令人窒息的幽暗房間裏,一道與黑暗融爲一體的高大身影,靜靜地坐在牀邊,守着一位並非自願前來的客人。
“醒了?”男人嗓音聽起來十分沙啞,厚重。
被綁在牀頭的女人僅是掙扎了兩下就接受了被綁架的現實。
“你想怎麼樣?”
男人沒有回答,靜靜看了她片刻,嗓音溫柔如戀人間的呢喃;“毀掉我,開心嗎?姜稚。”
一位知書達理,溫婉端莊的落魄千金,一位從地獄裏爬出來,身負多重罪孽的黑暗勢力首領。

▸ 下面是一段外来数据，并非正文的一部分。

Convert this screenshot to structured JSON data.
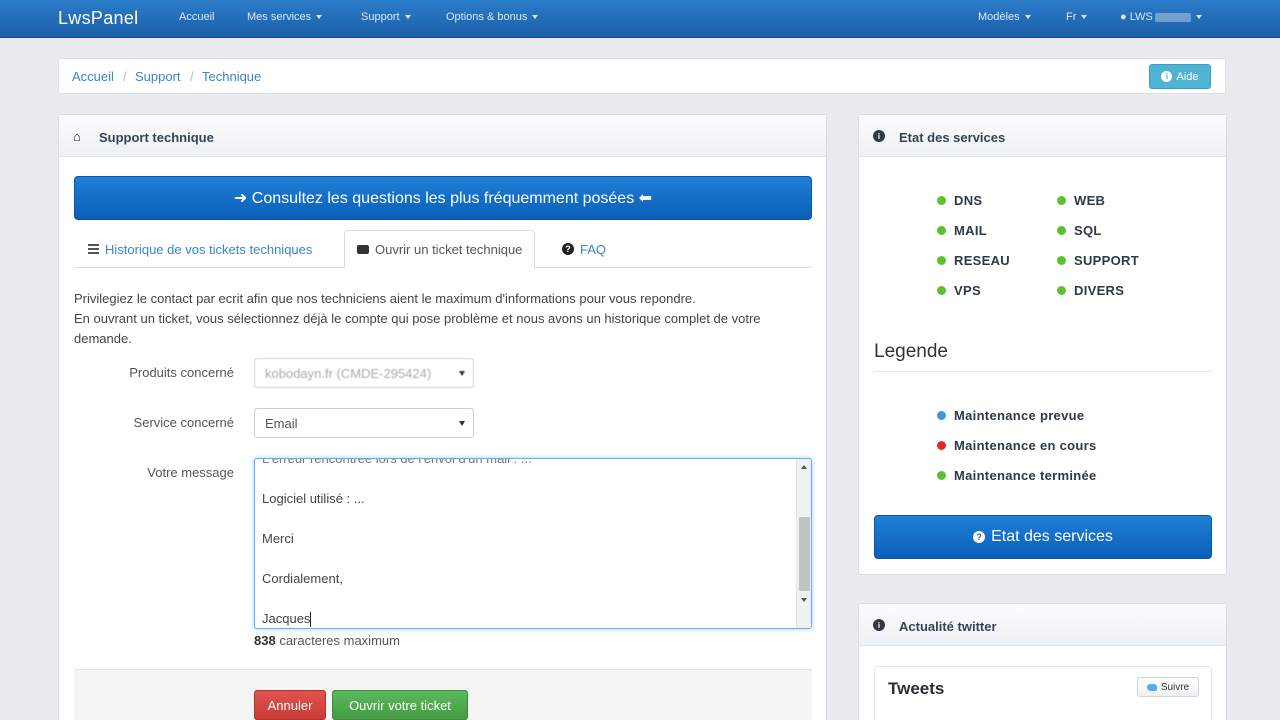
{
  "navbar": {
    "brand": "LwsPanel",
    "items": [
      "Accueil",
      "Mes services",
      "Support",
      "Options & bonus"
    ],
    "right": {
      "models": "Modèles",
      "lang": "Fr",
      "user": "LWS"
    }
  },
  "breadcrumb": {
    "items": [
      "Accueil",
      "Support",
      "Technique"
    ],
    "help_label": "Aide"
  },
  "support_panel": {
    "title": "Support technique",
    "faq_button": "➜ Consultez les questions les plus fréquemment posées ⬅",
    "tabs": [
      "Historique de vos tickets techniques",
      "Ouvrir un ticket technique",
      "FAQ"
    ],
    "intro_line1": "Privilegiez le contact par ecrit afin que nos techniciens aient le maximum d'informations pour vous repondre.",
    "intro_line2": "En ouvrant un ticket, vous sélectionnez déjà le compte qui pose problème et nous avons un historique complet de votre demande.",
    "fields": {
      "product_label": "Produits concerné",
      "product_value": "kobodayn.fr (CMDE-295424)",
      "service_label": "Service concerné",
      "service_value": "Email",
      "message_label": "Votre message"
    },
    "message_lines": {
      "cut": "L'erreur rencontrée lors de l'envoi d'un mail : ...",
      "l1": "Logiciel utilisé : ...",
      "l2": "Merci",
      "l3": "Cordialement,",
      "l4": "Jacques"
    },
    "counter_value": "838",
    "counter_text": " caracteres maximum",
    "cancel_label": "Annuler",
    "submit_label": "Ouvrir votre ticket"
  },
  "status_panel": {
    "title": "Etat des services",
    "services_left": [
      "DNS",
      "MAIL",
      "RESEAU",
      "VPS"
    ],
    "services_right": [
      "WEB",
      "SQL",
      "SUPPORT",
      "DIVERS"
    ],
    "legend_title": "Legende",
    "legend": [
      "Maintenance prevue",
      "Maintenance en cours",
      "Maintenance terminée"
    ],
    "button": "Etat des services"
  },
  "twitter_panel": {
    "title": "Actualité twitter",
    "card_title": "Tweets",
    "follow_label": "Suivre"
  },
  "colors": {
    "ok": "#5cc12f",
    "planned": "#3a9ad9",
    "ongoing": "#e02828",
    "done": "#5cc12f",
    "primary": "#1466c0"
  }
}
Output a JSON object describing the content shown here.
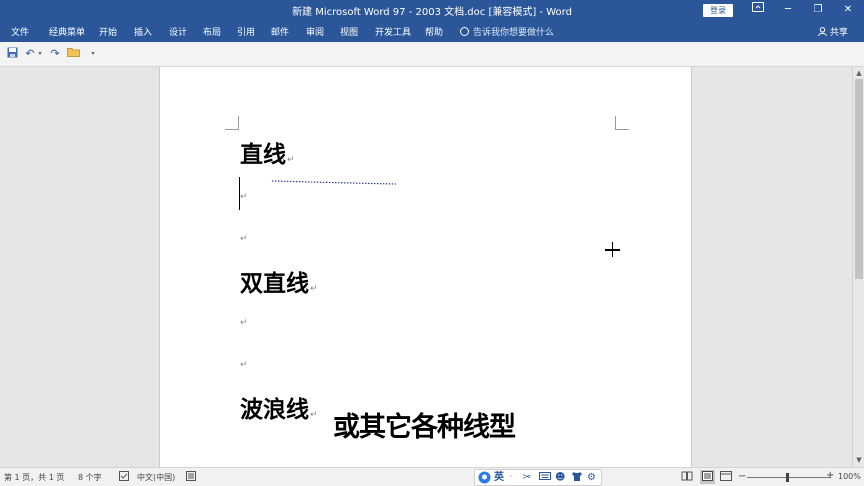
{
  "window": {
    "title": "新建 Microsoft Word 97 - 2003 文档.doc [兼容模式]  -  Word",
    "login_label": "登录",
    "minimize": "─",
    "restore": "❐",
    "close": "✕"
  },
  "menu": {
    "items": [
      "文件",
      "经典菜单",
      "开始",
      "插入",
      "设计",
      "布局",
      "引用",
      "邮件",
      "审阅",
      "视图",
      "开发工具",
      "帮助"
    ],
    "tellme_placeholder": "告诉我你想要做什么",
    "share_label": "共享"
  },
  "qat": {
    "save": "save-icon",
    "undo": "undo-icon",
    "redo": "redo-icon",
    "open": "folder-icon",
    "customize": "customize-icon"
  },
  "document": {
    "heading1": "直线",
    "heading2": "双直线",
    "heading3": "波浪线",
    "paragraph_mark": "↵"
  },
  "overlay": {
    "subtitle": "或其它各种线型"
  },
  "status": {
    "page": "第 1 页，共 1 页",
    "words": "8 个字",
    "language": "中文(中国)",
    "ime_lang": "英",
    "zoom": "100%"
  },
  "colors": {
    "accent": "#2b579a",
    "dotted_line": "#2b3e8c"
  }
}
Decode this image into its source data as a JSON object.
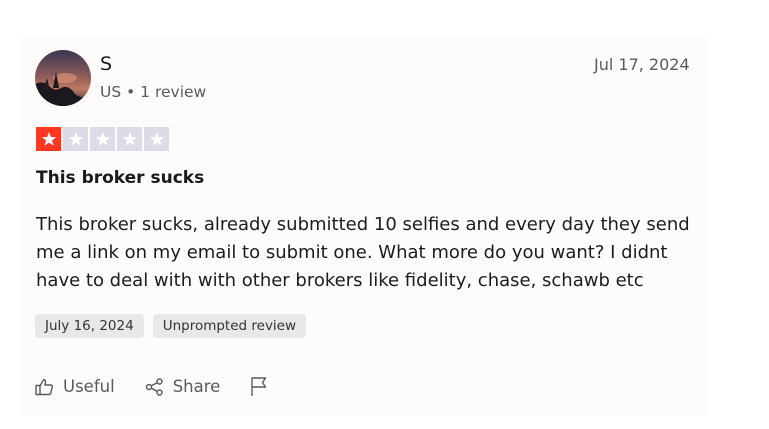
{
  "reviewer": {
    "name": "S",
    "meta": "US • 1 review"
  },
  "review": {
    "date": "Jul 17, 2024",
    "rating": 1,
    "rating_max": 5,
    "title": "This broker sucks",
    "body": "This broker sucks, already submitted 10 selfies and every day they send me a link on my email to submit one. What more do you want? I didnt have to deal with with other brokers like fidelity, chase, schawb etc",
    "tags": [
      "July 16, 2024",
      "Unprompted review"
    ]
  },
  "actions": {
    "useful_label": "Useful",
    "share_label": "Share",
    "useful_icon": "thumbs-up-icon",
    "share_icon": "share-icon",
    "report_icon": "flag-icon"
  },
  "colors": {
    "star_filled": "#ff3722",
    "star_empty": "#dcdce6",
    "tag_bg": "#e8e8e8",
    "muted_text": "#5b5b5b"
  }
}
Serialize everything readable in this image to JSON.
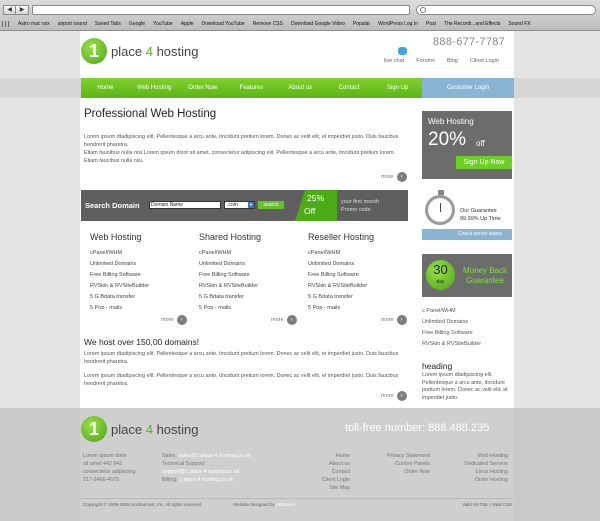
{
  "browser": {
    "back": "◀",
    "forward": "▶",
    "bookmarks": [
      "Astro mac osx",
      "airport sound",
      "Saved Tabs",
      "Google",
      "YouTube",
      "Apple",
      "Download YouTube",
      "Remove CSS",
      "Download Google Video",
      "Popular",
      "WordPress Log In",
      "Post",
      "The Recordi...and Effects",
      "Sound FX"
    ]
  },
  "header": {
    "logo_number": "1",
    "logo_word1": "place",
    "logo_four": "4",
    "logo_word2": "hosting",
    "phone": "888-677-7787",
    "links": [
      "live chat",
      "Forums",
      "Blog",
      "Client Login"
    ]
  },
  "menu": {
    "items": [
      "Home",
      "Web Hosting",
      "Order Now",
      "Features",
      "About us",
      "Contact",
      "Sign Up"
    ],
    "customer_login": "Customer Login"
  },
  "main": {
    "title": "Professional Web Hosting",
    "intro": "Lorem ipsum dtadipiscing elit. Pellentesque a arcu ante, tincidunt pretium lorem. Donec ac velit elit, et imperdiet justo. Duis faucibus hendrerit pharetra.",
    "intro2": "Etiam fauoibus nulla nisi.Lorem ipsum dolor sit amet, consectetur adipiscing elit. Pellentesque a arcu ante, tincidunt pretium lorem. Etiam faucibus nulla nisi.",
    "more": "more",
    "search": {
      "label": "Search Domain",
      "input_value": "Domain Name",
      "tld": ".com",
      "go": "search",
      "promo_pct": "25%",
      "promo_off": "Off",
      "promo_line1": "your first month",
      "promo_line2": "Promo code"
    },
    "columns": [
      {
        "title": "Web Hosting",
        "items": [
          "cPanel/WHM",
          "Unlimited Domains",
          "Free Billing Software",
          "RVSkin & RVSiteBuilder",
          "5 G Bdata transfer",
          "5 Pop - mails"
        ]
      },
      {
        "title": "Shared Hosting",
        "items": [
          "cPanel/WHM",
          "Unlimited Domains",
          "Free Billing Software",
          "RVSkin & RVSiteBuilder",
          "5 G Bdata transfer",
          "5 Pop - mails"
        ]
      },
      {
        "title": "Reseller Hosting",
        "items": [
          "cPanel/WHM",
          "Unlimited Domains",
          "Free Billing Software",
          "RVSkin & RVSiteBuilder",
          "5 G Bdata transfer",
          "5 Pop - mails"
        ]
      }
    ],
    "sub_title": "We host over 150,00 domains!",
    "sub_para1": "Lorem ipsum dtadipiscing elit. Pellentesque a arcu ante, tincidunt pretium lorem. Donec ac velit elit, et imperdiet justo. Duis faucibus hendrerit pharetra.",
    "sub_para2": "Lorem ipsum dtadipiscing elit. Pellentesque a arcu ante, tincidunt pretium lorem. Donec ac velit elit, et imperdiet justo. Duis faucibus hendrerit pharetra."
  },
  "sidebar": {
    "promo_title": "Web Hosting",
    "promo_pct": "20%",
    "promo_off": "off",
    "promo_btn": "Sign Up Now",
    "guarantee1": "Our Guarantee",
    "guarantee2": "99.99% Up Time",
    "status_link": "Check server status",
    "money_days": "30",
    "money_day_label": "day",
    "money_text": "Money Back Guarantee",
    "links": [
      "c Panel/WHM",
      "Unlimited Domains",
      "Free Billing Software",
      "RVSkin & RVSiteBuilder"
    ],
    "heading": "heading",
    "para": "Lorem ipsum dtadipiscing elit. Pellentesque a arcu ante, tincidunt pretium lorem. Donec ac velit elit, et imperdiet justo."
  },
  "footer": {
    "tollfree": "toll-free number: 888.488.235",
    "address": [
      "Lorem ipsum dolor",
      "sit amet 442 943",
      "consectetur adipiscing",
      "217-2466-4675"
    ],
    "sales_label": "Sales:",
    "sales_value": "sales@1 place 4 hosting.co.uk",
    "support_label": "Technical Support:",
    "support_value": "support@1 place 4 hosting.co.uk",
    "billing_label": "Billing:",
    "billing_value": "1 place 4 hosting.co.uk",
    "col1": [
      "Home",
      "About us",
      "Contact",
      "Client Login",
      "Site Map"
    ],
    "col2": [
      "Privacy Statement",
      "Control Panels",
      "Order Now"
    ],
    "col3": [
      "Web Hosting",
      "Dedicated Servers",
      "Linux Hosting",
      "Order Hosting"
    ],
    "copyright": "Copyright © 1999-2009 xxxbluehost, Inc. All rights reserved",
    "designed": "Website designed by",
    "designer": "Bdbraves",
    "valid": "Valid XHTML | Valid CSS"
  }
}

本不該有交集的兩個人,卻因他一時興起,強行將她綁縛在身邊玩弄了十年。
“周胤,你從未認真傾聽過我說的每一句話。”姜稚語調平緩:“我不止一次的告訴你,我會把你送上法庭,接受應有的審判。”
周胤低笑一聲;“憑那幫烏合之衆,也想審判我?不自量力!”
姜稚:“你跑不掉的。”
“你似乎對自己現在的處境,有種盲目的樂觀。”他危險的逼近:“樂觀的認爲,我不會S了你。”
姜稚:“S了我,你也一樣跑不掉。”
一瞬間,周胤掐住她纖細的脖子,將她粗魯的拎起。
美麗的天鵝頸被五指握住,因血氣不暢導致漲紅的小臉,卻在微弱光線下,顯現出一絲詭譎的美感。
周胤倏地加重力量,咬牙控訴道;“爲甚麼不繼續騙下去?爲甚麼!”
……
南亞 華燈初上,沈家別墅裏歡聲笑語,慶賀聲不絕於耳。
其樂融融的氣氛,卻因爲一個人的到來,瞬間凝固住了。
那個人,正是沈家的兒媳,姜稚。
姜稚坐在輪椅上,身後站着一位毀容的老管家。
賓客面面相覷,維持着最後的姿勢。 詭異的寂靜中,忽然傳來嬰兒的啼哭聲。 姜稚朝聲音的來源看過去,何依依原本縮在沈家主母身後,發現姜稚的目光朝她這邊挪,嚇得趕緊背過身子。
這欲蓋彌彰的舉動惹得姜稚心裏一陣噁心。 她以爲何依依跟自己父母一起葬身火海了,沒想到,人家不光活着,還跟自己丈夫搞到一起,並生下了孩子。
沈煜撥開人羣,迅速來到她面前:“你不在山莊養病,跑出來幹甚麼?”
姜稚撇了一眼牆上用花瓣拼出的滿月賀詞:“恭喜啊,當爸爸了。”
沈煜臉色有些不自然:“有甚麼事我們回去說,別給人看笑話。”
姜稚驚詫:“你公然爲私生子慶生,就不怕被笑話嗎?”
聽她稱呼自己兒子是私生子,沈煜立刻拉長了臉。
姜稚手指了一個方向,讓老管家推她過去。 很快,輪椅停在了一張蓋了紅布的桌子邊上,沈煜見她拿起上頭的文書,驚了一下,連忙上前想奪走。
老管家眼神極佳,以身體擋住了沈煜。
那是沈家的族譜。 姜稚翻了幾頁,目光就定格住了。 她倏地抬起頭:“你讓他進了族譜?” 沈煜見瞞不過去,索性坦白:“他是我沈家的血脈,爲何不能進族譜?”
“可是孩子卻落在我們兩個人的名下。” 按照南亞規矩,入到誰的名下,就是誰的孩子。
……
鄭老雖然上了歲數,但精神氣十足,他剛踏進客廳就看見牆上的賀詞。
老人家驚訝起來:“原來你們今天辦喜事啊。怎麼不發個喜帖也叫我這個老頭子也沾點喜氣?”
這番話讓幾位老祖宗瞬間對沈煜刮目相看。
沒想到沈煜跟鄭老關係這麼好。
沈煜自己也被突如其來的親切弄得有些懵,他連忙道:“小生日哪敢驚動您。”
鄭老假裝生氣:“滿月可不小了,快把孩子抱過來我瞧瞧。”
鄭老接過孩子後,立刻讚不絕口。
沈母在旁得意的想,這是她的孫子,怎麼可能不優秀。
鄭老:“這位是......”
他看着何依依。
何依依本不該出現,但孩子特別的依戀她,一離開就哭。
沈母介紹道:“這是孩子的乳母。”
鄭老點點頭,視線在客廳轉了一圈:“孩子的母親呢?”
沈母面不改色道:“我兒媳身體不好,我們怕她勞累,就讓她回去休息了。”
鄭老稍顯失望,繼續低頭逗弄着襁褓裏的嬰兒,慈祥的彷彿在看自己的孫子一樣。